Cash for keys is an ideal option for landlords who would like to avoid the potential of dealing with a disgruntled tenant while getting the tenant to vacate the property as quickly as possible. It can also be an excellent option if you’d like responsible tenants (who couldn’t be evicted) to move so you can remodel the property, move into it, sell the property, or increase the rent substantially to reflect the current market rate. In a rent-controlled property, this is typically referred to as a “buyout agreement.”
Please note that this is not intended as legal advice, but for information purposes only. Cash for keys agreements are legal in all 50 states, however, laws may vary depending on your location.
Cash for Keys vs. Eviction
Cash for keys incentivizes tenants to move out by a certain date in exchange for a lump sum. Although it may seem counterintuitive to pay a tenant to leave, many real estate investors have found that it often costs less than the cost of an attorney, filing fees, and months of unpaid rent during the eviction process—especially when the eviction process can take anywhere from 5 weeks to three months on average. In addition, it allows you to avoid expensive problems from disgruntled tenants, like property damage.
There are several scenarios where choosing cash for keys may be the best option:
- Your tenant failed to pay rent as agreed upon in the lease.
- Lease violations or property damage.
- Financial reasons, like wanting to raise the rent of a rent-controlled property to the market rate.
- Your rental property has gone into foreclosure.
What Are the Benefits of Cash for Keys?
Between monetary costs, time, and aggravation, it’s easy to see why landlords dread eviction. Depending on how long the case runs, it can easily cancel out several months’ worth of rent payments on the property. And although it’s not mandatory to have an attorney, you will need one if the tenant doesn’t obey the court order.
Beyond that, it can take a long time for the tenant to leave—and every day they stay in the rental equals more lost income. When they leave, you’ll need to prepare the rental for the next tenant and advertise. If the tenant did significant damage to the unit, you’ll also need to worry about repair costs.
If you’ve determined that your tenant isn’t able to pay rent, cash for keys can motivate them to leave—especially if they’re already having financial trouble. Depending on how much you offer them, it may be enough to pay for their next security deposit and moving expenses. It’s not uncommon for tenants who are facing eviction to respond with property damage; this could cost more to repair than if you had bought the tenant out.
Cash for keys offers benefits for tenants, too. For example, even though they’re losing their home, they’re avoiding an eviction judgment on their record. If a tenant were to challenge the eviction judgment in court, they might be responsible for paying the landlord’s attorney and court fees—in addition to their own. The tenant would also receive a negative entry on their credit report, which could have long-term effects on their ability to find housing.
In short, cash for keys is often the most mutually beneficial option for getting a tenant to leave your property.
How to Notify the Tenant
If you choose to offer cash for keys, you’ll need to notify the tenant in writing that they are behind on rent and must pay in full or vacate the property. This should be sent via certified mail with a return receipt, so you have proof it was delivered.

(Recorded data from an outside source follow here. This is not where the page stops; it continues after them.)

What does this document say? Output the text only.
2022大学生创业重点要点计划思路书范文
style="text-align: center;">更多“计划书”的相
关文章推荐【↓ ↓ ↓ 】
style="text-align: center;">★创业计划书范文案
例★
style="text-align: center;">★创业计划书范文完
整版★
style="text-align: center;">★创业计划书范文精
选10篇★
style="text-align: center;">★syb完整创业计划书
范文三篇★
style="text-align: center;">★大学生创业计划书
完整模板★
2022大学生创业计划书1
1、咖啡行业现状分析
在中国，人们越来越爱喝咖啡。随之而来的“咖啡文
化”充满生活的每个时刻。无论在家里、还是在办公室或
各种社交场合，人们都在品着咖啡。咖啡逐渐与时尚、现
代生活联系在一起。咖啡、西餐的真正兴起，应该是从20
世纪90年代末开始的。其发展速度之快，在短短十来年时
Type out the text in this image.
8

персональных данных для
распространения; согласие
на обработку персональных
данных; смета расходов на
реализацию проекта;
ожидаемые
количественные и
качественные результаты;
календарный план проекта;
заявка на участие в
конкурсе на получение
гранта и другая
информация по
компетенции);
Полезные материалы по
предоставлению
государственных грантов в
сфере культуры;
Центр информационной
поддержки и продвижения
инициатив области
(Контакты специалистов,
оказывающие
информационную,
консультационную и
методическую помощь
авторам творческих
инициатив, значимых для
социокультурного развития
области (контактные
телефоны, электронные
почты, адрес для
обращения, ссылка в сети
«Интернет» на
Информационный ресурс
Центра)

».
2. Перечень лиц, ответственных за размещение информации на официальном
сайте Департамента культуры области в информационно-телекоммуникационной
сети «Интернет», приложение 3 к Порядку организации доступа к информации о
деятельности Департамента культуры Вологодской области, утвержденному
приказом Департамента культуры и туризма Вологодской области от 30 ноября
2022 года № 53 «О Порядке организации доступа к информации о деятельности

After the tenant has received the notice, contact them to make your cash for keys offer. Make it clear that this is a positive resolution for them. Some details you’ll want to go over include:
- The move-out date
- The amount of money the tenant will receive
- Whether the tenant is required to clean the unit
- Which property should remain in the rental (such as appliances, furniture, or landscaping)
If the tenant agrees, both parties should sign a written contract. Make your payment by check to ensure there’s an official record of the transaction. If the tenant requests a cash payment, make sure the contract states the amount was paid in full and have both parties sign it.
If the renter doesn’t agree to the cash for keys offer, you can move forward with an eviction.
How to Avoid Cash for Keys and Eviction
Unfortunately, there are some circumstances where it’s necessary to have a tenant leave your property. Although evictions are stressful, expensive, and drawn-out, tenants who can’t pay rent will probably have trouble paying any amount the court orders them to pay. Cash for keys can be an ideal solution for everyone involved. To prevent issues that can lead to eviction or a tenant buyout, make sure to conduct comprehensive tenant screening with each applicant. Being vigilant before a tenant moves in is the best way to prevent problems in the future.